Dora Angelaki is a Professor of Neuroscience in the New York University Tandon School of Engineering. She previously held the Wilhelmina Robertson Professorship of Neuroscience at the Baylor College of Medicine. She looks at multi-sensory information flow between subcortical and cortical areas of the brain. Her research interests include spatial navigation and decision-making circuits. She was elected to the National Academy of Sciences in 2014.

== Early life and education ==
Angelaki grew up in Crete. She studied electrical engineering at the National Technical University of Athens. During her undergraduate studies Angelaki became interested in biomedical engineering, and started to read biology papers alongside her degree. She moved to the University of Minnesota for her graduate studies and earned her PhD in biomedical engineering in 1991. Here she worked on fluid-filled passages in the inner ear, known as the vestibular system, which controls our spatial orientation and maintains our posture.

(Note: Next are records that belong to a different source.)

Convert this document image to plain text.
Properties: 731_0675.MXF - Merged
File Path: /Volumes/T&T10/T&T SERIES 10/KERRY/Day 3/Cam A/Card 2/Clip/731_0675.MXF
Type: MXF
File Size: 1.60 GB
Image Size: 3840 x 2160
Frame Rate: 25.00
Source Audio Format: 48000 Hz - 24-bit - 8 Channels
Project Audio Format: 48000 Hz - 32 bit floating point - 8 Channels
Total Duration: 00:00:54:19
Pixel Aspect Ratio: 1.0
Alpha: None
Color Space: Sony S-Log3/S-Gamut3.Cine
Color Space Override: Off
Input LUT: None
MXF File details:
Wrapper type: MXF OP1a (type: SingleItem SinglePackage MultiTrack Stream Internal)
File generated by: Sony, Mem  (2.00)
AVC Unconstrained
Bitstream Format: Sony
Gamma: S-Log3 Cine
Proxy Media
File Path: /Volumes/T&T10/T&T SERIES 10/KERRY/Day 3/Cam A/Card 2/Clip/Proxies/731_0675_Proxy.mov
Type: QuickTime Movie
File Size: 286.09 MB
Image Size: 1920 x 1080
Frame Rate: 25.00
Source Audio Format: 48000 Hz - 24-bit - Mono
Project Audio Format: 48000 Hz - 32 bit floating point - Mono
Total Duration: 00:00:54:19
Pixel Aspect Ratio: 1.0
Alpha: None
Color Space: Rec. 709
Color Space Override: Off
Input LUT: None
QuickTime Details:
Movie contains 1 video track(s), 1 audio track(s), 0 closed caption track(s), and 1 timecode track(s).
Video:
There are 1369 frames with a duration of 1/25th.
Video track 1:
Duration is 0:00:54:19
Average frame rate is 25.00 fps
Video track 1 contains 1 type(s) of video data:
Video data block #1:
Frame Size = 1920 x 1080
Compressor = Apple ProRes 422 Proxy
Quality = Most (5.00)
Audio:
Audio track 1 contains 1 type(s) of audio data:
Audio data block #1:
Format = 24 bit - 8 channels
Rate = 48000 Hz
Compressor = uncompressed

Angelaki was made a postdoctoral fellow at the University of Texas Medical Branch. She completed another postdoctoral fellowship at the University of Zurich, where she worked with Volker Henn and Bernhard Hess. At Zurich Angelaki studied otolith afferents.

== Research and career ==
Angelaki was made an assistant professor at the University of Mississippi in 1993. She has investigated the sensory structures of the vestibular system. While at Mississippi Angelaki was awarded a grant to study the three-dimensional organisation of the oculomotor nerve. She moved to the School of Engineering & Applied Science (McKelvey School of Engineering) at Washington University in St. Louis in 1999, where she was made an in Endowed Chair of Neurobiology 2003. In 2011 Angelaki was made the Wilhelmina Robertson Professor and Chair in the Department of Neuroscience at the Baylor College of Medicine. She holds a joint position at Rice University.

She investigates the communication between cells in the brain. She was awarded the Presidential Early Career Award for Scientists and Engineers in 1996. She studies computational, cognitive and systems neurosciences. She is interested in spatial orientation and navigation in humans and primates. She combines behavioural analysis with multi-electrode recording, laminar probes and microsimulation. Angelaki looks at how cognitive behaviour is produced in neuronal populations. She identified how the brain integrates information from the rotation and linear movement of the head with its response to gravity. Angelaki has investigated the changes in neural computation in people with autism. She showed that people with autism often have imbalances in the balance of neural excitation to neural inhibition, known as divisive normalisation. In 2013 Angelaki was made editor-in-chief of The Journal of Neuroscience.

Angelaki joined the New York University Tandon School of Engineering where she investigates the differences between human brains and artificial intelligence.

== Awards and honours ==
- 1992 National Institutes of Health Postdoctoral Fellowship
- 1996 Presidential Early Career Award for Scientists and Engineers
- 2006 The Bárány Society Helpike-Nylen Medal
- 2011 Society for Neuroscience Grass Lectures
- 2012 National Academy of Sciences Pradel Award
- 2014 Elected to the National Academy of Sciences

== Personal life ==
Angelaki is married to J. David Dickman, a neurobiologist at the Baylor College of Medicine. They have two daughters.